COP28 was characterized by surplus crises and a deficit of trust. This was evident in the room of 26 Heads of States/Climate Envoys during the High Level Event on Mitigation. The usual inter-state dynamics played out – Russia restated that it would not back away from the use of natural gas as a ‘transition fuel,’ China alluded to geopolitical barriers coupled with Covid-19, and the Small Island States (SIDS) yet again made heart-wrenching pleas in pursuit of their survival.

However, where there are inter-state tensions and divergent narratives, there are also common incentives. Most leaders often subordinate geopolitics to domestic survival in office. 2024 will be an unprecedented year in the political cycle with ~50% of the world’s population going to the polls.[8] The question remains – how do we make it politically expedient for leaders to progress the climate agenda?

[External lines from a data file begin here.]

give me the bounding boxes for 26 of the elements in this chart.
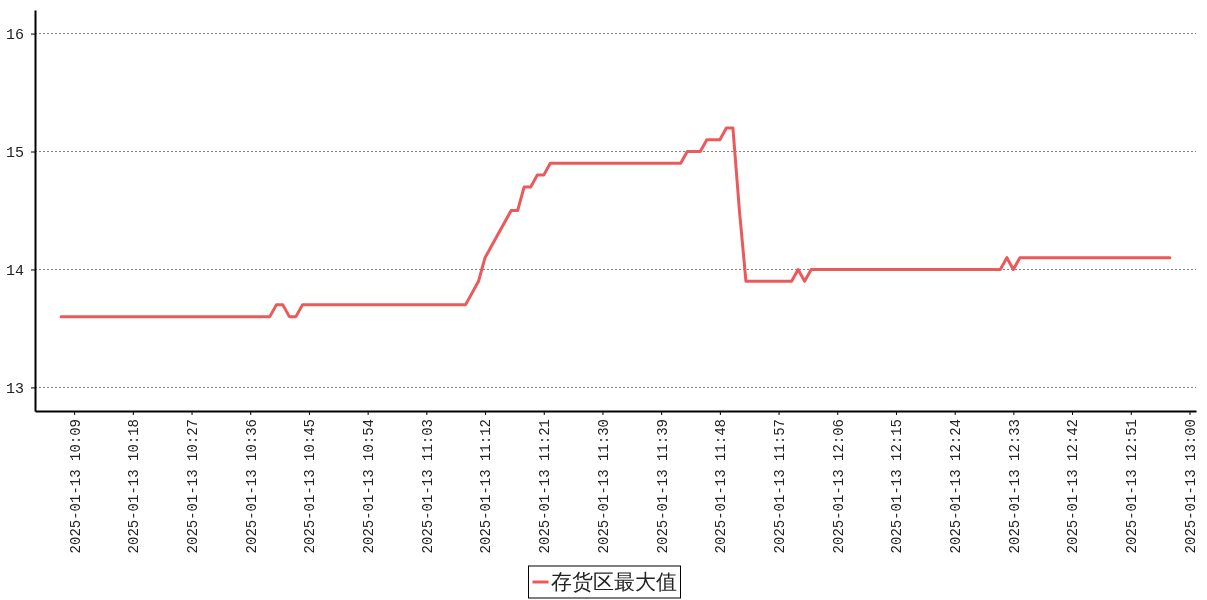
- x-tick-label: 2025-01-13 12:06: [830, 419, 847, 554]
- x-tick-label: 2025-01-13 11:39: [654, 419, 671, 554]
- x-tick-label: 2025-01-13 12:51: [1124, 419, 1141, 554]
- x-tick-label: 2025-01-13 12:42: [1065, 419, 1082, 554]
- x-tick-label: 2025-01-13 11:03: [419, 419, 436, 554]
- x-tick-label: 2025-01-13 12:24: [948, 419, 965, 554]
- x-tick-label: 2025-01-13 11:12: [478, 419, 495, 554]
- x-tick-label: 2025-01-13 10:18: [126, 419, 143, 554]
- x-tick-label: 2025-01-13 10:54: [361, 419, 378, 554]
- x-tick-label: 2025-01-13 10:45: [302, 419, 319, 554]
- x-tick-label: 2025-01-13 11:48: [713, 419, 730, 554]
- x-tick-label: 2025-01-13 11:21: [537, 419, 554, 554]
- x-tick-label: 2025-01-13 11:57: [771, 419, 788, 554]
- y-tick-label: 15: [5, 144, 24, 162]
- legend-label: 存货区最大值: [550, 570, 677, 595]
- y-tick-label: 14: [5, 262, 24, 280]
- x-tick-label: 2025-01-13 10:09: [67, 419, 84, 554]
- x-tick-label: 2025-01-13 10:36: [243, 419, 260, 554]
- y-tick-label: 16: [5, 26, 24, 44]
- x-tick-label: 2025-01-13 13:00: [1182, 419, 1199, 554]
- line-series: [59, 126, 1172, 319]
- x-tick-label: 2025-01-13 11:30: [595, 419, 612, 554]
- x-tick-label: 2025-01-13 12:33: [1006, 419, 1023, 554]
- x-tick-label: 2025-01-13 10:27: [184, 419, 201, 554]
- y-tick-label: 13: [5, 380, 24, 398]
- x-tick-label: 2025-01-13 12:15: [889, 419, 906, 554]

To me, it seems we need to promote climate action the same way states promoted the Marshall Plan after WWII – on the basis of self-interest. The language of self-interest needs to trump the narrative of assistance.

In Summary – Good COP or Bad COP?

After working on COP26, I was disillusioned with the UNFCCC. After COP28, that disillusionment has morphed into skeptical optimism. I now see COP as a signalling mechanism, not a forum for action. These signals are for markets, businesses, and 196 countries — but more importantly, shaped by them. The direction of causality runs bottom up, not top down. So, if we can align enough actors and their incentives with the climate cause, we have what looks like a shot.

I emerged from COP28 feeling that it is possible to have both the mind of a pragmatist and the heart of an activist. The magic of incentives, to me, is that realism and optimism really are perfectly compatible. Only by harnessing both can provoke radical change.

With thanks to COP26 High Level Champion, Nigel Topping for the inspiration and to Professor Rob Stavins for his guidance.